宗教画家ルオーのイメージとは異なる作品『ユビュ親父』

2010年05月20日 | ルオーの作品
 ルオーの『ユビュ親父シリ-ズ』はそれほど好きな作品という訳ではないのだが、ルオー・コレクターとしては見逃す訳にはいかない。この作品、まとめて見る機会は滅多にない。・・というわけで、パナソニック汐留ミュージアムに出かけた。

 ユビュとはフランスの作家アルフレッド・ジャリの劇『ユビュ王』の主人公のことである。画商ヴォラールから、この作品の制作を依頼されたルオーは、いささか滑稽で支離滅裂な主人公に共感できず、その気にならなかったのだが、ミゼレーレ作品制作を交換条件に引き受けたとのこと。ルオーの主題であるキリストや道化師などの作品とはいささか異なるイメージではあるが、ルオーにかかると、素晴らしい世界が生まれるから不思議だ。描かれているのは、フランスの植民地を舞台とした黒人やいささかグロテスクな白人たちであるが、人物の動きが素早いタッチで、しなやかに表現されている。
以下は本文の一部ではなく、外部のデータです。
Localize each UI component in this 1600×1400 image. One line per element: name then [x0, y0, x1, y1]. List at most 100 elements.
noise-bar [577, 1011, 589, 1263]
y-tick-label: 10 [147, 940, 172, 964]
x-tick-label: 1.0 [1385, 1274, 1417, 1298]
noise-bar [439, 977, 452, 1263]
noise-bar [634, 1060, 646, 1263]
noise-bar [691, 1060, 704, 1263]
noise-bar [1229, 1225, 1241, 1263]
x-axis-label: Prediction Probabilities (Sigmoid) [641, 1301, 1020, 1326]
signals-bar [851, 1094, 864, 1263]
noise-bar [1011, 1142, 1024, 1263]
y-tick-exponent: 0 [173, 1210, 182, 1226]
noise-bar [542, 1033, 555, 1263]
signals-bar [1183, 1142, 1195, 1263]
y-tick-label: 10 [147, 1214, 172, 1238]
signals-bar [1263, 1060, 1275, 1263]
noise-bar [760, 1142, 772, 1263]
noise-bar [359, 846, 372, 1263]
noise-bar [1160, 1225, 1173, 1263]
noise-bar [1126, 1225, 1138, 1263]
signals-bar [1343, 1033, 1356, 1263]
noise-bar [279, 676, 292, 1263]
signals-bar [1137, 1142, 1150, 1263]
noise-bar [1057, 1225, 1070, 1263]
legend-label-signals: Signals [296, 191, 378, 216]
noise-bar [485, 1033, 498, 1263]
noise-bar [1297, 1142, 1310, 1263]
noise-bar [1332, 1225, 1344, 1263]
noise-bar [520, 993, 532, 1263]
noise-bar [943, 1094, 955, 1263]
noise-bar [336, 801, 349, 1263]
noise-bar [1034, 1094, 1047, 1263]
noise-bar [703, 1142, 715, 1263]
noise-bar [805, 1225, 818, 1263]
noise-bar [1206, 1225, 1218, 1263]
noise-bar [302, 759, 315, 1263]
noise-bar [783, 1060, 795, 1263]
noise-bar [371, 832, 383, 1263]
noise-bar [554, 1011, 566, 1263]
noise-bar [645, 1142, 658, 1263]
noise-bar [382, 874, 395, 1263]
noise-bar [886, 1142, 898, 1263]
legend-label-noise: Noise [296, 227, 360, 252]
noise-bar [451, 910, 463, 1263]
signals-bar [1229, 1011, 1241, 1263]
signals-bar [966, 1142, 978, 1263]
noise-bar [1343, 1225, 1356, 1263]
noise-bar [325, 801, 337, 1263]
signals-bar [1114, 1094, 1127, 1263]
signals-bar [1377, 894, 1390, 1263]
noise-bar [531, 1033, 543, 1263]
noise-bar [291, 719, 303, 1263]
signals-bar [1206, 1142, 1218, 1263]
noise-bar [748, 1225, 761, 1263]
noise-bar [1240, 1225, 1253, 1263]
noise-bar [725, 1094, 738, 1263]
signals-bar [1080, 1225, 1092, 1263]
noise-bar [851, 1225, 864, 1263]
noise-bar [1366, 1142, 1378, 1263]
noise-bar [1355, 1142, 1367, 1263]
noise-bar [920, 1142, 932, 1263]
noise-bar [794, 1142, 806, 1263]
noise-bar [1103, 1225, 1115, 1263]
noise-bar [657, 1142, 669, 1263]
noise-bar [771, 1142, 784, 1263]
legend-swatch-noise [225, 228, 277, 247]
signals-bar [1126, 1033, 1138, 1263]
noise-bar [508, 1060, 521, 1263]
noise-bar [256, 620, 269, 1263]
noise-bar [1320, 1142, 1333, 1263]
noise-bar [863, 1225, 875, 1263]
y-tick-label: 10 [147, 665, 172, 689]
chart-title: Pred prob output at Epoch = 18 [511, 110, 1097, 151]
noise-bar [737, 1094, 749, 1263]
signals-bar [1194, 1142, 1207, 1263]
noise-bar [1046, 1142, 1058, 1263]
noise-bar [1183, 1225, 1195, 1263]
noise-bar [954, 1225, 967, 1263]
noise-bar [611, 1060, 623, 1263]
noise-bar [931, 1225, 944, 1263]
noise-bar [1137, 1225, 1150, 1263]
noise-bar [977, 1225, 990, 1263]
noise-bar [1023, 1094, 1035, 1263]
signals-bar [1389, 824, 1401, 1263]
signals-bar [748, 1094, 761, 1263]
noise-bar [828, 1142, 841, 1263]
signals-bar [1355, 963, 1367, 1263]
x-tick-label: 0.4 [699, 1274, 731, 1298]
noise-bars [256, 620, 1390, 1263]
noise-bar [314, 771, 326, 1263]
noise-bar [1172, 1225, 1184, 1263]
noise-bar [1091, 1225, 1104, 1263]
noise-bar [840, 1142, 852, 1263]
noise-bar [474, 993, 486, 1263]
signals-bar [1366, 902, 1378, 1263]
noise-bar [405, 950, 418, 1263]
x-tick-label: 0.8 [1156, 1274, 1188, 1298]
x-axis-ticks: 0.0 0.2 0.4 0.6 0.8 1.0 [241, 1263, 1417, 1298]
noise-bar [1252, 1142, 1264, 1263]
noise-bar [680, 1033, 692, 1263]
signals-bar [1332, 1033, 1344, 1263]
 別室に展示された新収蔵品は過去に見た作品ではあるが、どれもとてもよかった。

●『古びた町はずれにて又は台所』・・1937年 油彩・紙

・・・この作品は、もう何年も前、清春白樺美術館で見たことがある。描かれているのは“キリストのいる室内風景”であるが、ルオーの聖書風景の一つ。小林秀雄が、一度見たら忘れられない感銘を受けたと語っている。


●『避難する人々』・・1948年

・・・いい作品である。第二次世界大戦で家を焼かれた貧しい一家が避難する様子が描かれている。これは旧約聖書の出エジプト記のエクソダスをイメージした作品である。


●『キリスト』・・1937~38年 油彩

・・・版画集ミゼレーレの第二作目を油彩画にした作品である。モノクロ銅版画のミゼレーレの世界を色彩で表現した名品である。